While 1-year use of antiresorptive bisphosphonates was only associated with 1.78 transverse femoral fractures per 100,000 users, 8-9 year use increased those complications 113 per 100,000 users.(1)  Using these drugs only 1-2 years allows the disease to then accelerate when they are discontinued.

In a summary of the studies looking into this problem the authors concluded, “These drugs work by suppressing bone turnover; however, in theory, prolonged use could suppress it too much and increase bone fragility.”(2)

By now many are saying what does all this have to do with light beer? Most in the 55 and older group remember the commercials trying to promote light beer as an alternative to the traditional beers.  The early blowback against light beer was that it didn’t have the full taste of regular beer.  The proponents countered this “less filling”.  One of the first light beers to make a big splash into the market did entertaining commercials where two groups of professional sports personalities on opposite sides yelling back and forth, “tastes great, less filling”.  The idea was that the beer would provide both.

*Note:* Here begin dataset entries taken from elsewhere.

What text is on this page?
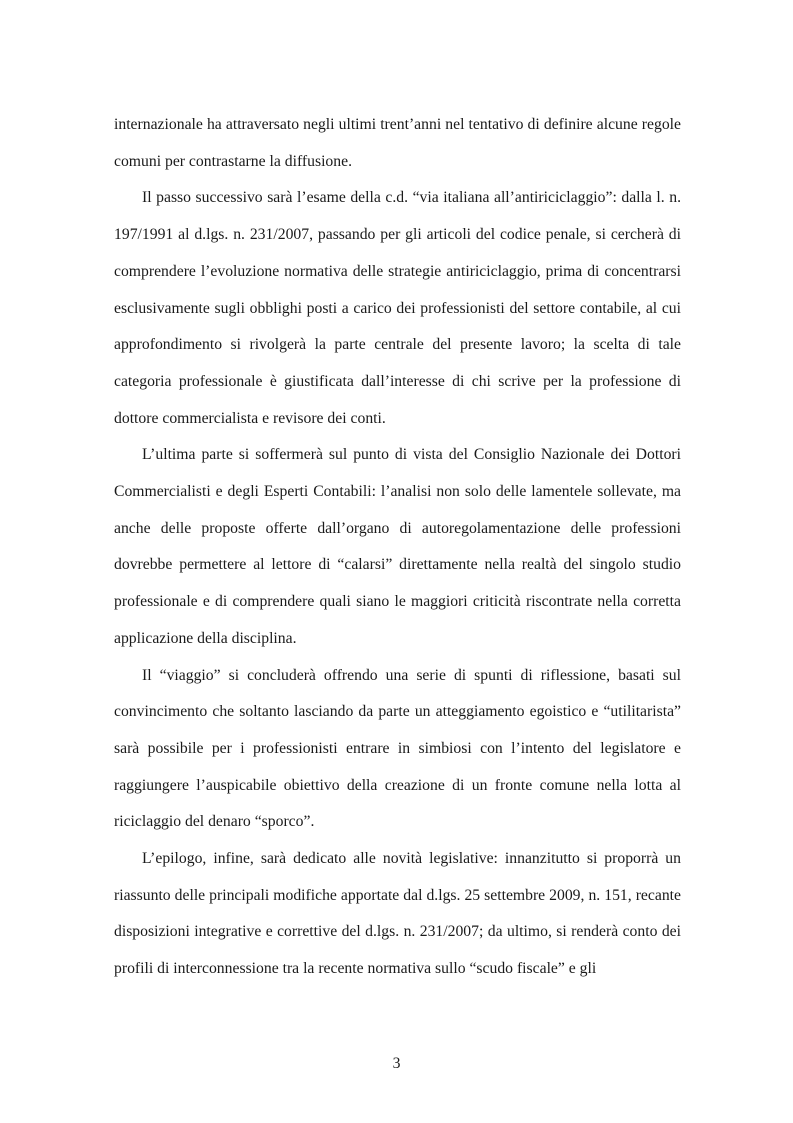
internazionale ha attraversato negli ultimi trent’anni nel tentativo di definire alcune regole comuni per contrastarne la diffusione.

Il passo successivo sarà l’esame della c.d. “via italiana all’antiriciclaggio”: dalla l. n. 197/1991 al d.lgs. n. 231/2007, passando per gli articoli del codice penale, si cercherà di comprendere l’evoluzione normativa delle strategie antiriciclaggio, prima di concentrarsi esclusivamente sugli obblighi posti a carico dei professionisti del settore contabile, al cui approfondimento si rivolgerà la parte centrale del presente lavoro; la scelta di tale categoria professionale è giustificata dall’interesse di chi scrive per la professione di dottore commercialista e revisore dei conti.

L’ultima parte si soffermerà sul punto di vista del Consiglio Nazionale dei Dottori Commercialisti e degli Esperti Contabili: l’analisi non solo delle lamentele sollevate, ma anche delle proposte offerte dall’organo di autoregolamentazione delle professioni dovrebbe permettere al lettore di “calarsi” direttamente nella realtà del singolo studio professionale e di comprendere quali siano le maggiori criticità riscontrate nella corretta applicazione della disciplina.

Il “viaggio” si concluderà offrendo una serie di spunti di riflessione, basati sul convincimento che soltanto lasciando da parte un atteggiamento egoistico e “utilitarista” sarà possibile per i professionisti entrare in simbiosi con l’intento del legislatore e raggiungere l’auspicabile obiettivo della creazione di un fronte comune nella lotta al riciclaggio del denaro “sporco”.

L’epilogo, infine, sarà dedicato alle novità legislative: innanzitutto si proporrà un riassunto delle principali modifiche apportate dal d.lgs. 25 settembre 2009, n. 151, recante disposizioni integrative e correttive del d.lgs. n. 231/2007; da ultimo, si renderà conto dei profili di interconnessione tra la recente normativa sullo “scudo fiscale” e gli

3
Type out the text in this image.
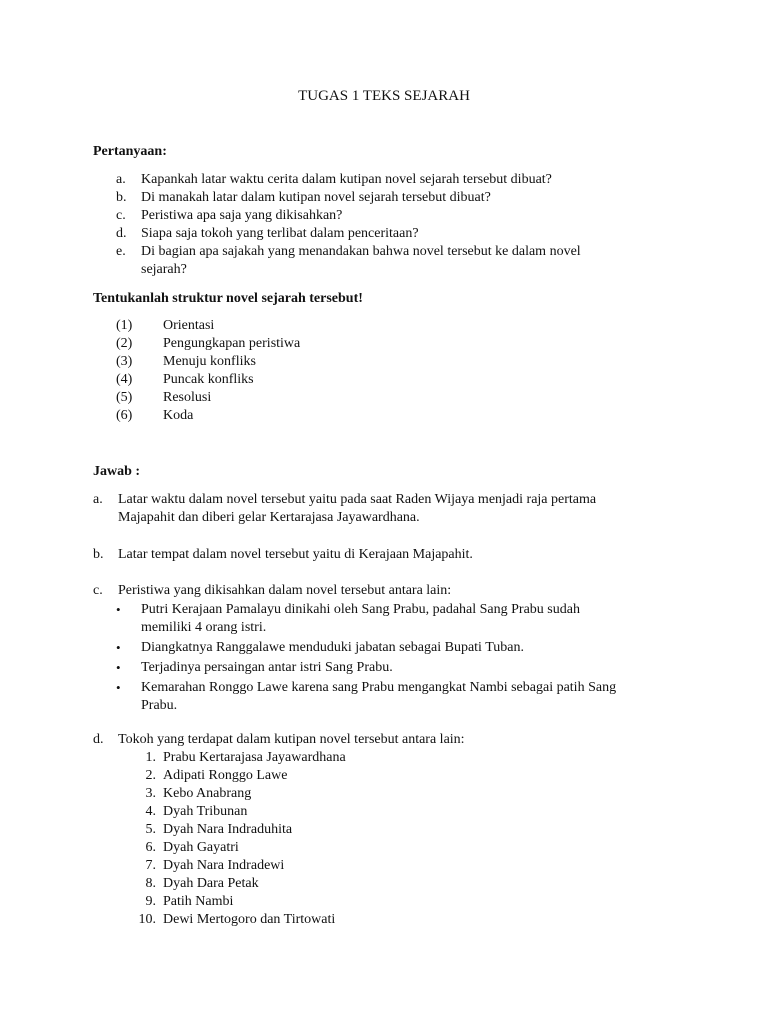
TUGAS 1 TEKS SEJARAH
Pertanyaan:
a. Kapankah latar waktu cerita dalam kutipan novel sejarah tersebut dibuat?
b. Di manakah latar dalam kutipan novel sejarah tersebut dibuat?
c. Peristiwa apa saja yang dikisahkan?
d. Siapa saja tokoh yang terlibat dalam penceritaan?
e. Di bagian apa sajakah yang menandakan bahwa novel tersebut ke dalam novel
sejarah?
Tentukanlah struktur novel sejarah tersebut!
(1) Orientasi
(2) Pengungkapan peristiwa
(3) Menuju konfliks
(4) Puncak konfliks
(5) Resolusi
(6) Koda
Jawab :
a. Latar waktu dalam novel tersebut yaitu pada saat Raden Wijaya menjadi raja pertama
Majapahit dan diberi gelar Kertarajasa Jayawardhana.
b. Latar tempat dalam novel tersebut yaitu di Kerajaan Majapahit.
c. Peristiwa yang dikisahkan dalam novel tersebut antara lain:
• Putri Kerajaan Pamalayu dinikahi oleh Sang Prabu, padahal Sang Prabu sudah
memiliki 4 orang istri.
• Diangkatnya Ranggalawe menduduki jabatan sebagai Bupati Tuban.
• Terjadinya persaingan antar istri Sang Prabu.
• Kemarahan Ronggo Lawe karena sang Prabu mengangkat Nambi sebagai patih Sang
Prabu.
d. Tokoh yang terdapat dalam kutipan novel tersebut antara lain:
1. Prabu Kertarajasa Jayawardhana
2. Adipati Ronggo Lawe
3. Kebo Anabrang
4. Dyah Tribunan
5. Dyah Nara Indraduhita
6. Dyah Gayatri
7. Dyah Nara Indradewi
8. Dyah Dara Petak
9. Patih Nambi
10. Dewi Mertogoro dan Tirtowati
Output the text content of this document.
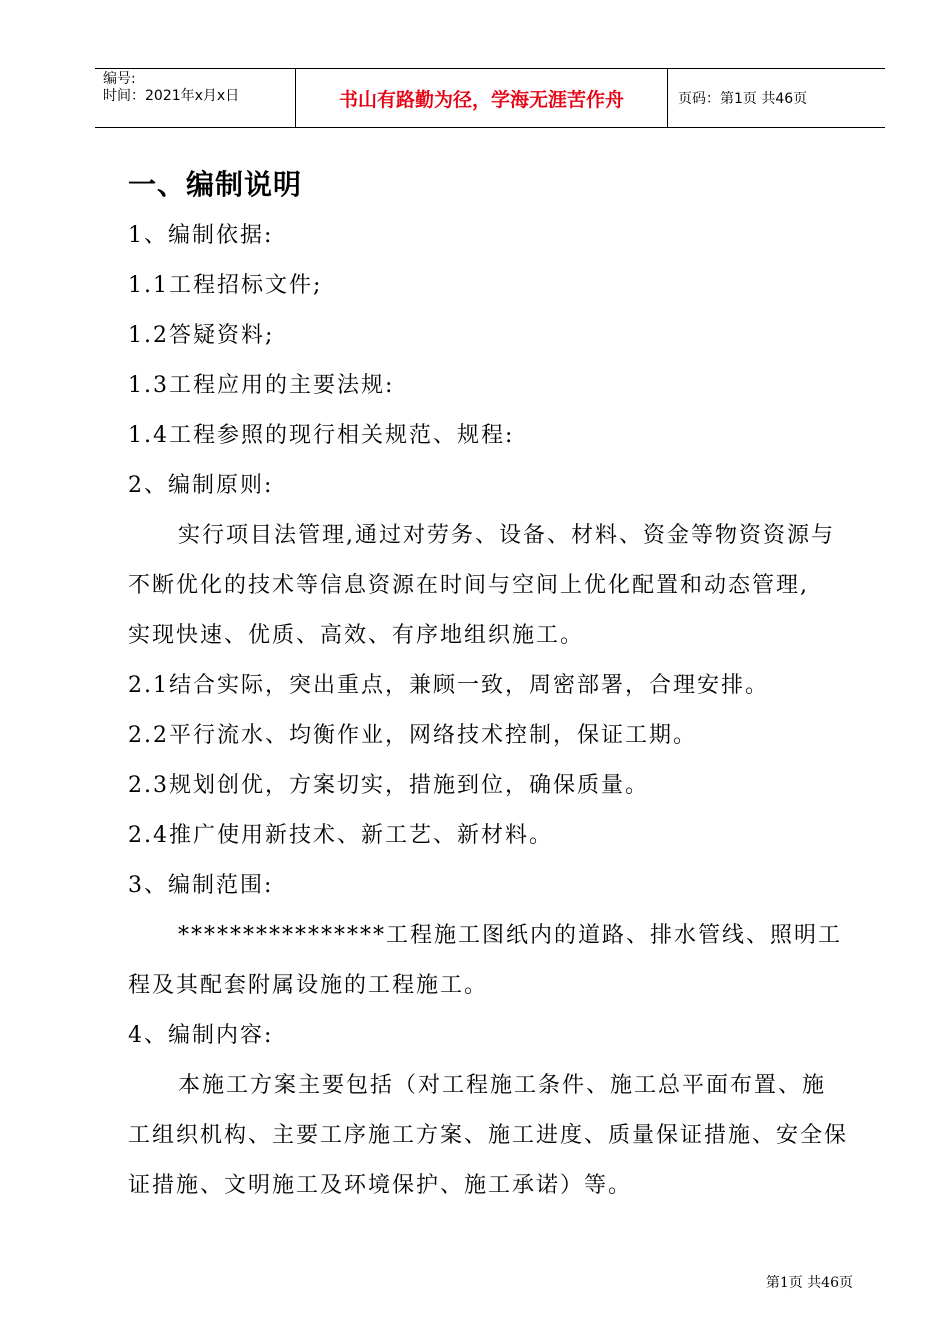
编号:
时间：2021年x月x日	书山有路勤为径，学海无涯苦作舟	页码：第1页 共46页
一、编制说明
1、编制依据:
1.1工程招标文件;
1.2答疑资料;
1.3工程应用的主要法规:
1.4工程参照的现行相关规范、规程:
2、编制原则:
实行项目法管理,通过对劳务、设备、材料、资金等物资资源与
不断优化的技术等信息资源在时间与空间上优化配置和动态管理,
实现快速、优质、高效、有序地组织施工。
2.1结合实际，突出重点，兼顾一致，周密部署，合理安排。
2.2平行流水、均衡作业，网络技术控制，保证工期。
2.3规划创优，方案切实，措施到位，确保质量。
2.4推广使用新技术、新工艺、新材料。
3、编制范围:
****************工程施工图纸内的道路、排水管线、照明工
程及其配套附属设施的工程施工。
4、编制内容:
本施工方案主要包括（对工程施工条件、施工总平面布置、施
工组织机构、主要工序施工方案、施工进度、质量保证措施、安全保
证措施、文明施工及环境保护、施工承诺）等。
第1页 共46页
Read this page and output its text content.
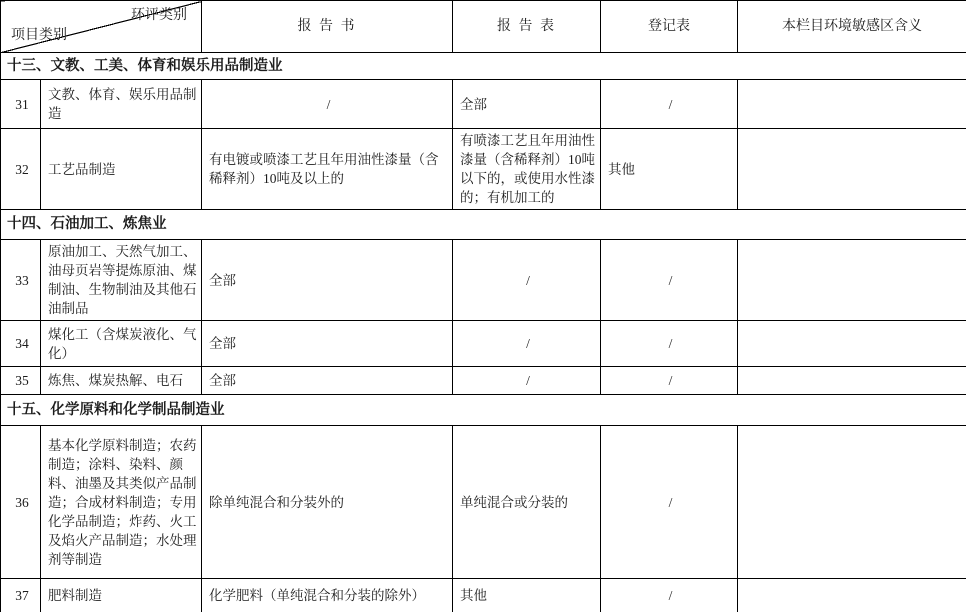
环评类别
项目类别		报 告 书	报 告 表	登记表	本栏目环境敏感区含义
十三、文教、工美、体育和娱乐用品制造业					
31	文教、体育、娱乐用品制造	/	全部	/	
32	工艺品制造	有电镀或喷漆工艺且年用油性漆量（含稀释剂）10吨及以上的	有喷漆工艺且年用油性漆量（含稀释剂）10吨以下的，或使用水性漆的；有机加工的	其他	
十四、石油加工、炼焦业					
33	原油加工、天然气加工、油母页岩等提炼原油、煤制油、生物制油及其他石油制品	全部	/	/	
34	煤化工（含煤炭液化、气化）	全部	/	/	
35	炼焦、煤炭热解、电石	全部	/	/	
十五、化学原料和化学制品制造业					
36	基本化学原料制造；农药制造；涂料、染料、颜料、油墨及其类似产品制造；合成材料制造；专用化学品制造；炸药、火工及焰火产品制造；水处理剂等制造	除单纯混合和分装外的	单纯混合或分装的	/	
37	肥料制造	化学肥料（单纯混合和分装的除外）	其他	/	
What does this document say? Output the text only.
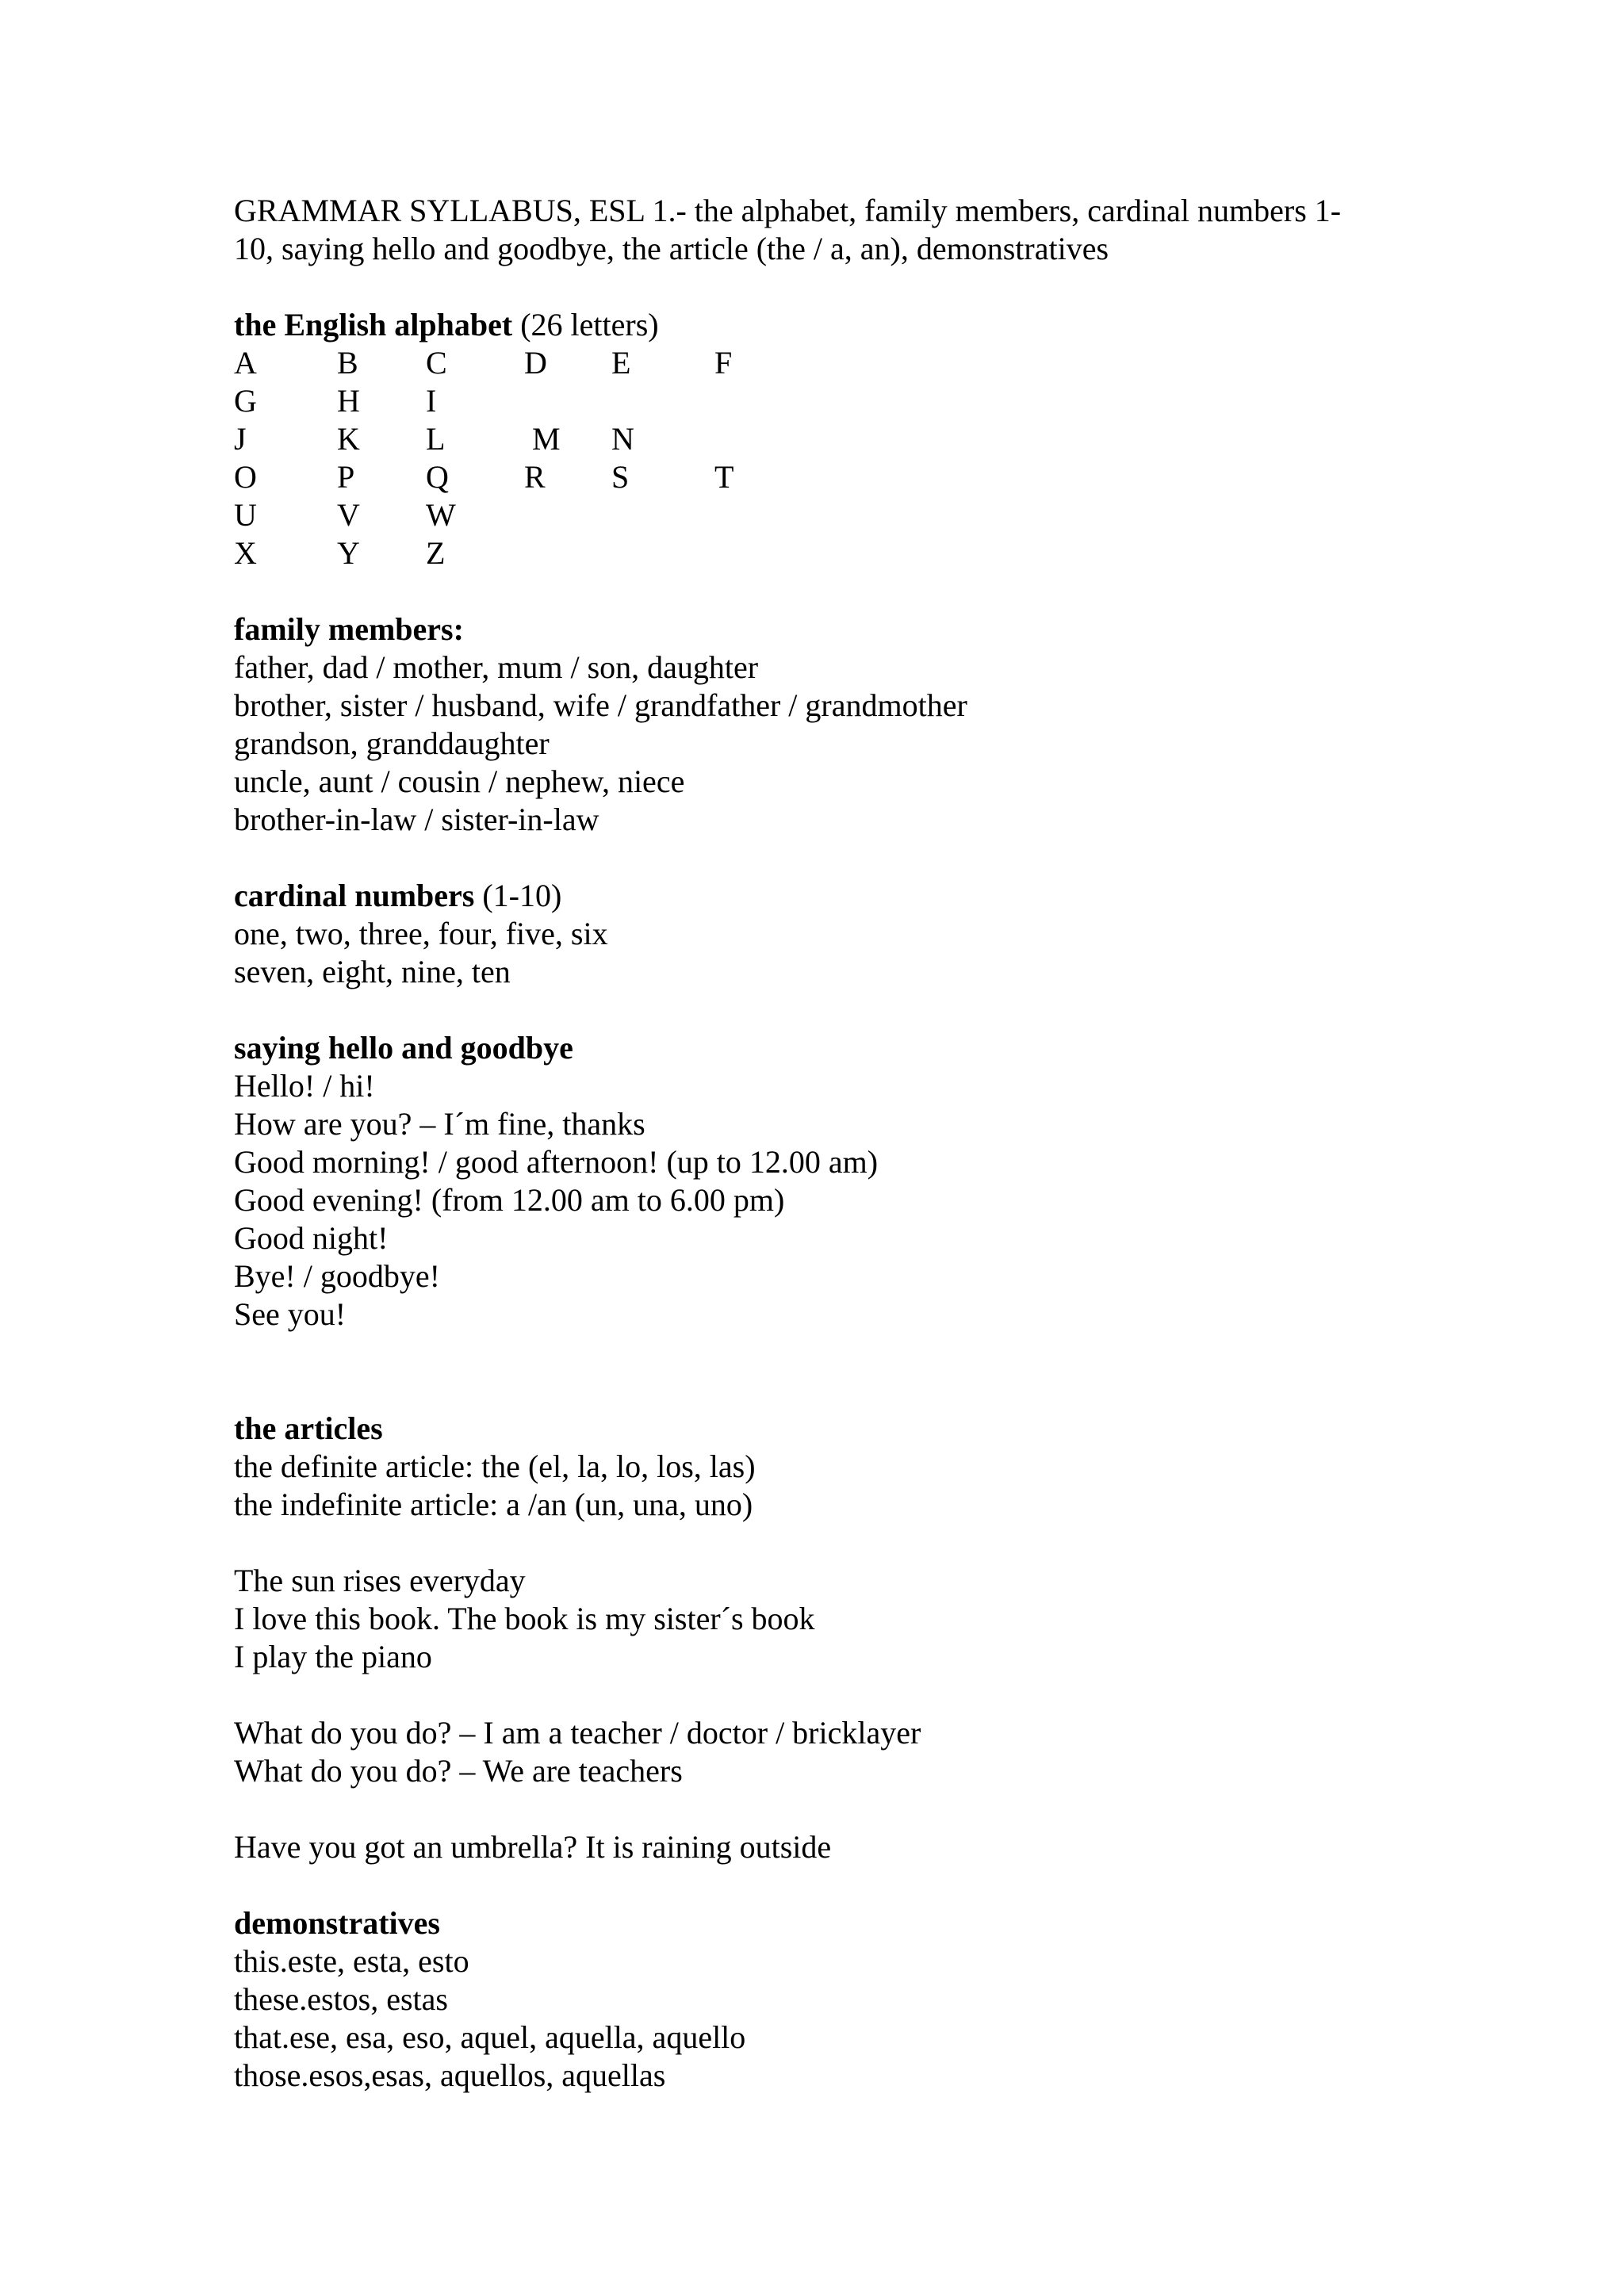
GRAMMAR SYLLABUS, ESL 1.- the alphabet, family members, cardinal numbers 1-
10, saying hello and goodbye, the article (the / a, an), demonstratives
the English alphabet (26 letters)
A	B	C	D	E	F
G	H	I
J	K	L	M	N
O	P	Q	R	S	T
U	V	W
X	Y	Z
family members:
father, dad / mother, mum / son, daughter
brother, sister / husband, wife / grandfather / grandmother
grandson, granddaughter
uncle, aunt / cousin / nephew, niece
brother-in-law / sister-in-law
cardinal numbers (1-10)
one, two, three, four, five, six
seven, eight, nine, ten
saying hello and goodbye
Hello! / hi!
How are you? – I´m fine, thanks
Good morning! / good afternoon! (up to 12.00 am)
Good evening! (from 12.00 am to 6.00 pm)
Good night!
Bye! / goodbye!
See you!
the articles
the definite article: the (el, la, lo, los, las)
the indefinite article: a /an (un, una, uno)
The sun rises everyday
I love this book. The book is my sister´s book
I play the piano
What do you do? – I am a teacher / doctor / bricklayer
What do you do? – We are teachers
Have you got an umbrella? It is raining outside
demonstratives
this.este, esta, esto
these.estos, estas
that.ese, esa, eso, aquel, aquella, aquello
those.esos,esas, aquellos, aquellas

So how does this fit into the non-drug therapy realm of treatment for osteoporosis?  Pulsed electromagnetic frequency (PEMF) therapy is unique in that it is antiresorptive and anabolic.  It both slows osteoclastic bone removal and accelerates osteoblastic bone repair.  PEMF therapy has been shown to increase bone density between 20-30%, while drug therapy typically increases it 5-7% in the first year.  This higher increase in bone density is thought to result from it working both at slowing the abnormal bone removal activity and restoring bone rebuilding activity.  It is truly “less filling, tastes great”.

Schilcher J, Michaelsson K, Aspenberg P. BIOPHOSPHONATE USE AND ATYPICAL FRACTURES OF THE FEMORAL SHAFT. N Engl J Med 2011; 364(18):1728–1737.

Silverman S, Kupperman E, Bukata S.  BIOPHOSPHONATE-RELATED ATYPICAL FEMORAL FRACTURE: MANAGING A RARE BUT SERIOUS COMPLICATION. Cleveland Clinic Journal of Medicine November 2018, 85 (11) 885-893.